Discutíamos estos días en clase las ideas de Horkheimer en uno de sus textos clásicos, Autoridad y familia. En opinión uno de los mayores logros del nazismo consistía en haberse instalado en el núcleo de la sociedad, que en su opinión es la familia. Nos acercamos a la sociedad totalitaria cuando en las propias familias las relaciones se basan en las jerarquías, la disciplina y la autoridad. Implícitamente, está atribuyendo también Horkheimer a la familia una capacidad crítica y transformadora de la sociedad, aspecto que se suele pasar por alto dentro del pensamiento marxista que tanto inspiró al frankfurtiano. Sea como fuere, intentábamos analizar en clase si estas ideas podrían tener algo de vigencia hoy, que tan lejanos nos encontramos, al menos temporalmente, del nazismo. La cuestión a discutir no puede ser ya si los patrones de comportamiento dentro de la familia se ajustan o no a esta ideología totalitaria, sino más bien si existe una ideología dominante que de una forma u otra haya penetrado en la vida cotidiana de la gente hasta instalarse en la médula de la sociedad, en sus unidades más simples que en cierta forma contribuyen a configurar la sociedad del mañana. A poco que se piense, la respuesta no puede ser más que afirmativa.

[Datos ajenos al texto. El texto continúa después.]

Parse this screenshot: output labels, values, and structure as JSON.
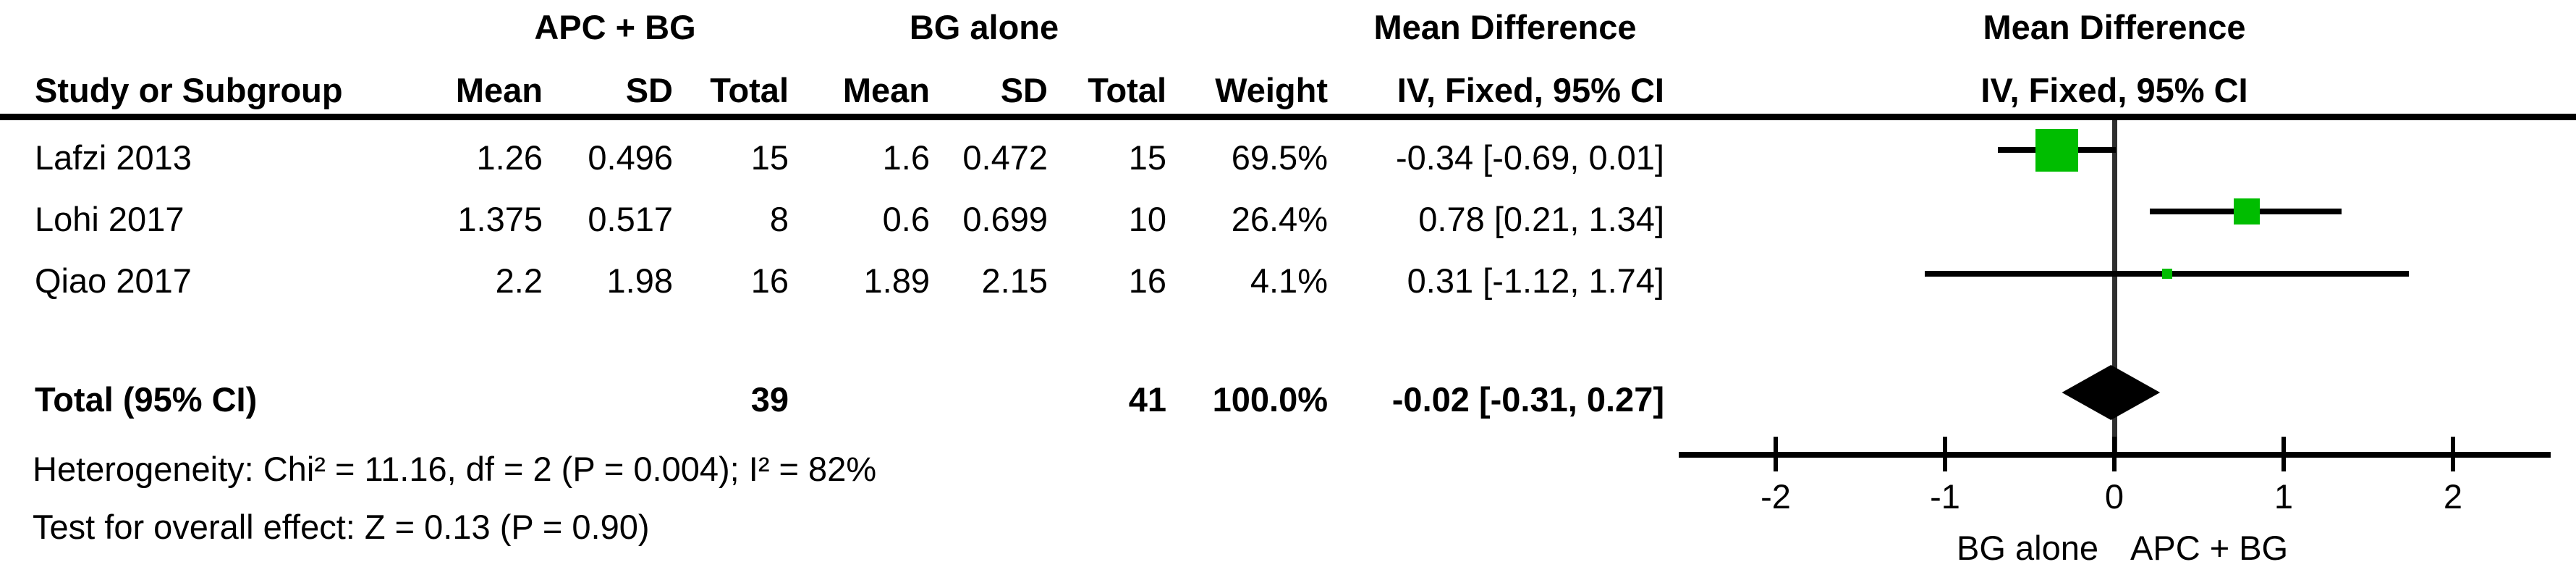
{
  "header": {
    "group1": "APC + BG",
    "group2": "BG alone",
    "effect_col_title": "Mean Difference",
    "effect_col_sub": "IV, Fixed, 95% CI",
    "plot_title": "Mean Difference",
    "plot_sub": "IV, Fixed, 95% CI",
    "col_study": "Study or Subgroup",
    "col_mean": "Mean",
    "col_sd": "SD",
    "col_total": "Total",
    "col_weight": "Weight"
  },
  "rows": [
    {
      "study": "Lafzi 2013",
      "mean1": "1.26",
      "sd1": "0.496",
      "total1": "15",
      "mean2": "1.6",
      "sd2": "0.472",
      "total2": "15",
      "weight": "69.5%",
      "ci": "-0.34 [-0.69, 0.01]"
    },
    {
      "study": "Lohi 2017",
      "mean1": "1.375",
      "sd1": "0.517",
      "total1": "8",
      "mean2": "0.6",
      "sd2": "0.699",
      "total2": "10",
      "weight": "26.4%",
      "ci": "0.78 [0.21, 1.34]"
    },
    {
      "study": "Qiao 2017",
      "mean1": "2.2",
      "sd1": "1.98",
      "total1": "16",
      "mean2": "1.89",
      "sd2": "2.15",
      "total2": "16",
      "weight": "4.1%",
      "ci": "0.31 [-1.12, 1.74]"
    }
  ],
  "total_row": {
    "label": "Total (95% CI)",
    "total1": "39",
    "total2": "41",
    "weight": "100.0%",
    "ci": "-0.02 [-0.31, 0.27]"
  },
  "footnotes": {
    "heterogeneity": "Heterogeneity: Chi² = 11.16, df = 2 (P = 0.004); I² = 82%",
    "overall": "Test for overall effect: Z = 0.13 (P = 0.90)"
  },
  "chart_data": {
    "type": "forest",
    "effect_measure": "Mean Difference, IV Fixed 95% CI",
    "x_axis": {
      "ticks": [
        -2,
        -1,
        0,
        1,
        2
      ],
      "min": -2.57,
      "max": 2.57,
      "left_label": "BG alone",
      "right_label": "APC + BG"
    },
    "studies": [
      {
        "name": "Lafzi 2013",
        "mean1": 1.26,
        "sd1": 0.496,
        "n1": 15,
        "mean2": 1.6,
        "sd2": 0.472,
        "n2": 15,
        "weight_pct": 69.5,
        "md": -0.34,
        "ci_low": -0.69,
        "ci_high": 0.01
      },
      {
        "name": "Lohi 2017",
        "mean1": 1.375,
        "sd1": 0.517,
        "n1": 8,
        "mean2": 0.6,
        "sd2": 0.699,
        "n2": 10,
        "weight_pct": 26.4,
        "md": 0.78,
        "ci_low": 0.21,
        "ci_high": 1.34
      },
      {
        "name": "Qiao 2017",
        "mean1": 2.2,
        "sd1": 1.98,
        "n1": 16,
        "mean2": 1.89,
        "sd2": 2.15,
        "n2": 16,
        "weight_pct": 4.1,
        "md": 0.31,
        "ci_low": -1.12,
        "ci_high": 1.74
      }
    ],
    "total": {
      "n1": 39,
      "n2": 41,
      "weight_pct": 100.0,
      "md": -0.02,
      "ci_low": -0.31,
      "ci_high": 0.27
    },
    "marker_color": "#00bd00",
    "diamond_color": "#000000"
  }
}
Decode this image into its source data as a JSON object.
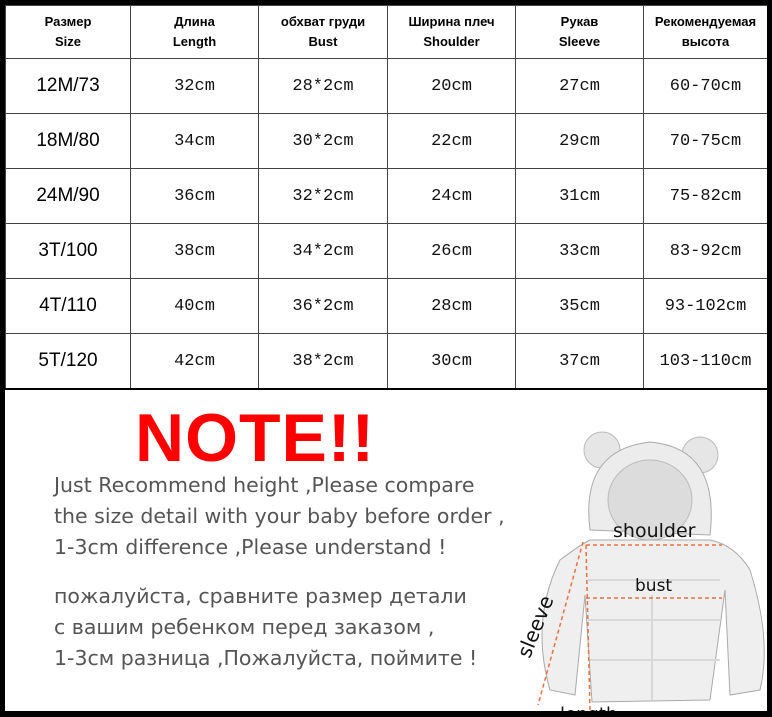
{
  "table": {
    "headers": [
      {
        "ru": "Размер",
        "en": "Size"
      },
      {
        "ru": "Длина",
        "en": "Length"
      },
      {
        "ru": "обхват груди",
        "en": "Bust"
      },
      {
        "ru": "Ширина плеч",
        "en": "Shoulder"
      },
      {
        "ru": "Рукав",
        "en": "Sleeve"
      },
      {
        "ru": "Рекомендуемая",
        "en": "высота"
      }
    ],
    "rows": [
      [
        "12M/73",
        "32cm",
        "28*2cm",
        "20cm",
        "27cm",
        "60-70cm"
      ],
      [
        "18M/80",
        "34cm",
        "30*2cm",
        "22cm",
        "29cm",
        "70-75cm"
      ],
      [
        "24M/90",
        "36cm",
        "32*2cm",
        "24cm",
        "31cm",
        "75-82cm"
      ],
      [
        "3T/100",
        "38cm",
        "34*2cm",
        "26cm",
        "33cm",
        "83-92cm"
      ],
      [
        "4T/110",
        "40cm",
        "36*2cm",
        "28cm",
        "35cm",
        "93-102cm"
      ],
      [
        "5T/120",
        "42cm",
        "38*2cm",
        "30cm",
        "37cm",
        "103-110cm"
      ]
    ]
  },
  "note": {
    "title": "NOTE!!",
    "title_color": "#ff0000",
    "english_lines": [
      "Just Recommend height ,Please compare",
      "the size detail with your baby before order ,",
      "1-3cm difference ,Please understand !"
    ],
    "russian_lines": [
      "пожалуйста, сравните размер детали",
      "с вашим ребенком перед заказом ,",
      "1-3см разница ,Пожалуйста, поймите !"
    ]
  },
  "diagram": {
    "labels": {
      "shoulder": "shoulder",
      "bust": "bust",
      "sleeve": "sleeve",
      "length": "length"
    },
    "measure_color": "#f07040"
  }
}
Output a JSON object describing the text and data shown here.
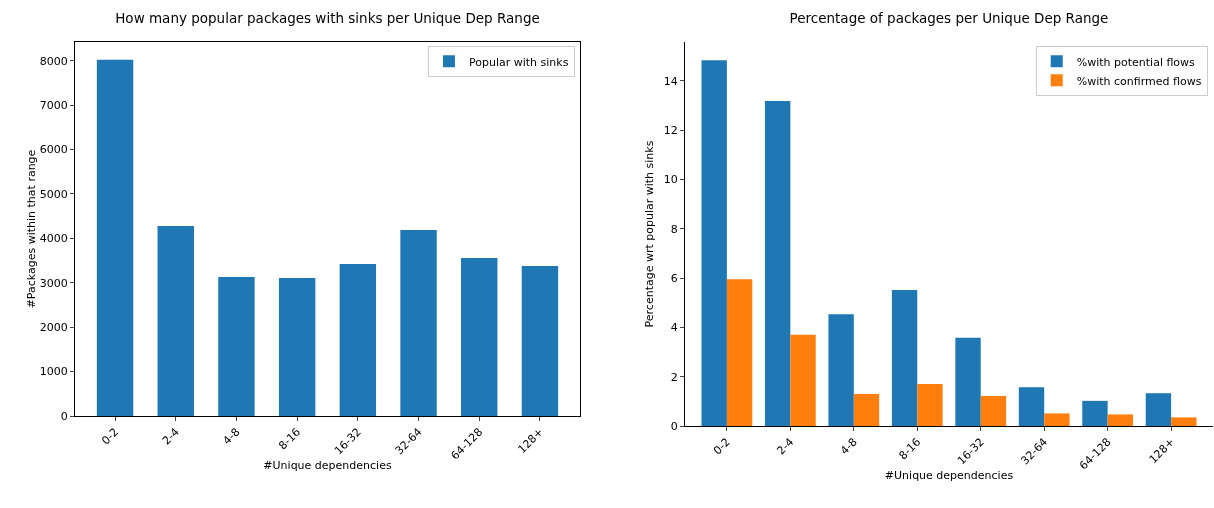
{
  "chart_data": [
    {
      "type": "bar",
      "title": "How many popular packages with sinks per Unique Dep Range",
      "xlabel": "#Unique dependencies",
      "ylabel": "#Packages within that range",
      "categories": [
        "0-2",
        "2-4",
        "4-8",
        "8-16",
        "16-32",
        "32-64",
        "64-128",
        "128+"
      ],
      "series": [
        {
          "name": "Popular with sinks",
          "color": "#1f77b4",
          "values": [
            8020,
            4280,
            3130,
            3110,
            3420,
            4190,
            3560,
            3380
          ]
        }
      ],
      "ylim": [
        0,
        8421
      ],
      "yticks": [
        0,
        1000,
        2000,
        3000,
        4000,
        5000,
        6000,
        7000,
        8000
      ],
      "grid": false,
      "legend": "top right"
    },
    {
      "type": "bar",
      "title": "Percentage of packages per Unique Dep Range",
      "xlabel": "#Unique dependencies",
      "ylabel": "Percentage wrt popular with sinks",
      "categories": [
        "0-2",
        "2-4",
        "4-8",
        "8-16",
        "16-32",
        "32-64",
        "64-128",
        "128+"
      ],
      "series": [
        {
          "name": "%with potential flows",
          "color": "#1f77b4",
          "values": [
            14.83,
            13.18,
            4.53,
            5.51,
            3.58,
            1.57,
            1.02,
            1.33
          ]
        },
        {
          "name": "%with confirmed flows",
          "color": "#ff7f0e",
          "values": [
            5.95,
            3.7,
            1.3,
            1.7,
            1.22,
            0.51,
            0.47,
            0.35
          ]
        }
      ],
      "ylim": [
        0,
        15.57
      ],
      "yticks": [
        0,
        2,
        4,
        6,
        8,
        10,
        12,
        14
      ],
      "grid": false,
      "legend": "top right"
    }
  ]
}
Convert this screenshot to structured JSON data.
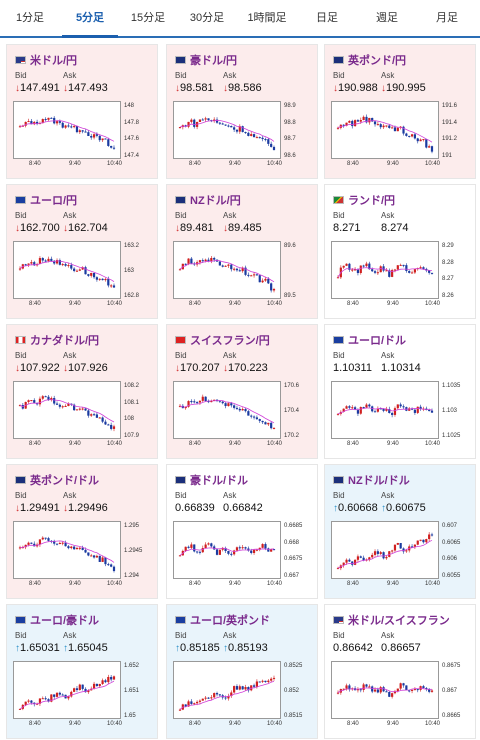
{
  "tabs": [
    {
      "label": "1分足",
      "active": false
    },
    {
      "label": "5分足",
      "active": true
    },
    {
      "label": "15分足",
      "active": false
    },
    {
      "label": "30分足",
      "active": false
    },
    {
      "label": "1時間足",
      "active": false
    },
    {
      "label": "日足",
      "active": false
    },
    {
      "label": "週足",
      "active": false
    },
    {
      "label": "月足",
      "active": false
    }
  ],
  "bid_label": "Bid",
  "ask_label": "Ask",
  "cards": [
    {
      "pair": "米ドル/円",
      "trend": "down",
      "bid": "147.491",
      "ask": "147.493",
      "flag": "us",
      "yticks": [
        "148",
        "147.8",
        "147.6",
        "147.4"
      ],
      "xticks": [
        "8:40",
        "9:40",
        "10:40"
      ]
    },
    {
      "pair": "豪ドル/円",
      "trend": "down",
      "bid": "98.581",
      "ask": "98.586",
      "flag": "au",
      "yticks": [
        "98.9",
        "98.8",
        "98.7",
        "98.6"
      ],
      "xticks": [
        "8:40",
        "9:40",
        "10:40"
      ]
    },
    {
      "pair": "英ポンド/円",
      "trend": "down",
      "bid": "190.988",
      "ask": "190.995",
      "flag": "gb",
      "yticks": [
        "191.6",
        "191.4",
        "191.2",
        "191"
      ],
      "xticks": [
        "8:40",
        "9:40",
        "10:40"
      ]
    },
    {
      "pair": "ユーロ/円",
      "trend": "down",
      "bid": "162.700",
      "ask": "162.704",
      "flag": "eu",
      "yticks": [
        "163.2",
        "163",
        "162.8"
      ],
      "xticks": [
        "8:40",
        "9:40",
        "10:40"
      ]
    },
    {
      "pair": "NZドル/円",
      "trend": "down",
      "bid": "89.481",
      "ask": "89.485",
      "flag": "nz",
      "yticks": [
        "89.6",
        "89.5"
      ],
      "xticks": [
        "8:40",
        "9:40",
        "10:40"
      ]
    },
    {
      "pair": "ランド/円",
      "trend": "flat",
      "bid": "8.271",
      "ask": "8.274",
      "flag": "za",
      "yticks": [
        "8.29",
        "8.28",
        "8.27",
        "8.26"
      ],
      "xticks": [
        "8:40",
        "9:40",
        "10:40"
      ]
    },
    {
      "pair": "カナダドル/円",
      "trend": "down",
      "bid": "107.922",
      "ask": "107.926",
      "flag": "ca",
      "yticks": [
        "108.2",
        "108.1",
        "108",
        "107.9"
      ],
      "xticks": [
        "8:40",
        "9:40",
        "10:40"
      ]
    },
    {
      "pair": "スイスフラン/円",
      "trend": "down",
      "bid": "170.207",
      "ask": "170.223",
      "flag": "ch",
      "yticks": [
        "170.6",
        "170.4",
        "170.2"
      ],
      "xticks": [
        "8:40",
        "9:40",
        "10:40"
      ]
    },
    {
      "pair": "ユーロ/ドル",
      "trend": "flat",
      "bid": "1.10311",
      "ask": "1.10314",
      "flag": "eu",
      "yticks": [
        "1.1035",
        "1.103",
        "1.1025"
      ],
      "xticks": [
        "8:40",
        "9:40",
        "10:40"
      ]
    },
    {
      "pair": "英ポンド/ドル",
      "trend": "down",
      "bid": "1.29491",
      "ask": "1.29496",
      "flag": "gb",
      "yticks": [
        "1.295",
        "1.2945",
        "1.294"
      ],
      "xticks": [
        "8:40",
        "9:40",
        "10:40"
      ]
    },
    {
      "pair": "豪ドル/ドル",
      "trend": "flat",
      "bid": "0.66839",
      "ask": "0.66842",
      "flag": "au",
      "yticks": [
        "0.6685",
        "0.668",
        "0.6675",
        "0.667"
      ],
      "xticks": [
        "8:40",
        "9:40",
        "10:40"
      ]
    },
    {
      "pair": "NZドル/ドル",
      "trend": "up",
      "bid": "0.60668",
      "ask": "0.60675",
      "flag": "nz",
      "yticks": [
        "0.607",
        "0.6065",
        "0.606",
        "0.6055"
      ],
      "xticks": [
        "8:40",
        "9:40",
        "10:40"
      ]
    },
    {
      "pair": "ユーロ/豪ドル",
      "trend": "up",
      "bid": "1.65031",
      "ask": "1.65045",
      "flag": "eu",
      "yticks": [
        "1.652",
        "1.651",
        "1.65"
      ],
      "xticks": [
        "8:40",
        "9:40",
        "10:40"
      ]
    },
    {
      "pair": "ユーロ/英ポンド",
      "trend": "up",
      "bid": "0.85185",
      "ask": "0.85193",
      "flag": "eu",
      "yticks": [
        "0.8525",
        "0.852",
        "0.8515"
      ],
      "xticks": [
        "8:40",
        "9:40",
        "10:40"
      ]
    },
    {
      "pair": "米ドル/スイスフラン",
      "trend": "flat",
      "bid": "0.86642",
      "ask": "0.86657",
      "flag": "us",
      "yticks": [
        "0.8675",
        "0.867",
        "0.8665"
      ],
      "xticks": [
        "8:40",
        "9:40",
        "10:40"
      ]
    }
  ],
  "colors": {
    "up_arrow": "#2a8fc8",
    "down_arrow": "#d03030",
    "candle_up": "#d02020",
    "candle_down": "#1a3aa0",
    "ma_line": "#d040d8",
    "tab_active": "#1b5fae",
    "title": "#7a2a8c"
  }
}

¿Cuál es entonces esta ideología dominante que lo impregna todo? Tratando de actualizar las ideas de Horkheimer en clase se apuntaba hacia el consumismo como forma de vida. Comprar por comprar y convertir el consumo en una de las actividades específicamente humanas. Salían algunos ejemplos que no son nada difíciles de imaginar: desde el hecho de que “ir de compras” se haya convertido en una más de las formas de ocio hasta que las pautas de consumo de los propios padres, que en teoría deberían ser modelos en aquello que predican pero que en la práctica terminan cayendo en aquello del “comprar por comprar” y en la satisfacción de esos deseos que ya desde Epicuro solían calificarse como “no naturales y no necesarios”. Educar en lo que podríamos llamar consumo responsable o consumo ético es una tarea ardua, puesto que afecta de una forma determinante a nuestra forma de vida. Más aún: sin quererlo, no son pocas las familias que enseñan a sus hijos a buscar siempre una recompensa material como recompensa a lo que hacen, trastocando el orden de las motivaciones: si apruebas te compramos tal o cual cosa. Estrategia que no sólo desprecia el conocimiento sino que también le pone un precio al esfuerzo.
Qué hacemos al ir al supermercado, al cambiar de coche o al renovar el armario (igual da el fondo que la superficie). Unos más cotidianos que otros, pero todos relacionados con la palabra clave: consumo. Una actividad que nos pone en relación con la naturaleza, no olvidemos que en último término todo consumo lo es también de recursos naturales, pero también con el resto de la sociedad, en tanto que aquello que compramos y vendemos es siempre fruto de un proceso productivo y afecta a las posibilidades de consumo, por no decir posibilidades de vida, del resto. Las resonancias éticas son menores en comparación con las educativas ya que el comportamiento de los adultos en el mercado es el virus que inocula la ideología en los más pequeños. El triunfo del consumismo como uno de los pilares más fuertes del capitalismo anida así también en la propia familia, tal y como detectara Horkheimer respecto al nazismo hace décadas. No parece descabellado en consecuencia convertir en objeto de reflexión un tema al que la filosofía apenas ha prestado atención: la familia y su función dentro de la economía, la sociedad y la cultura. Quizás nos diéramos cuenta de que es un tema mucho más importante de lo que se pueda pensar a primera vista. En los tiempos del nazismo, como hoy, transmisora de ideología.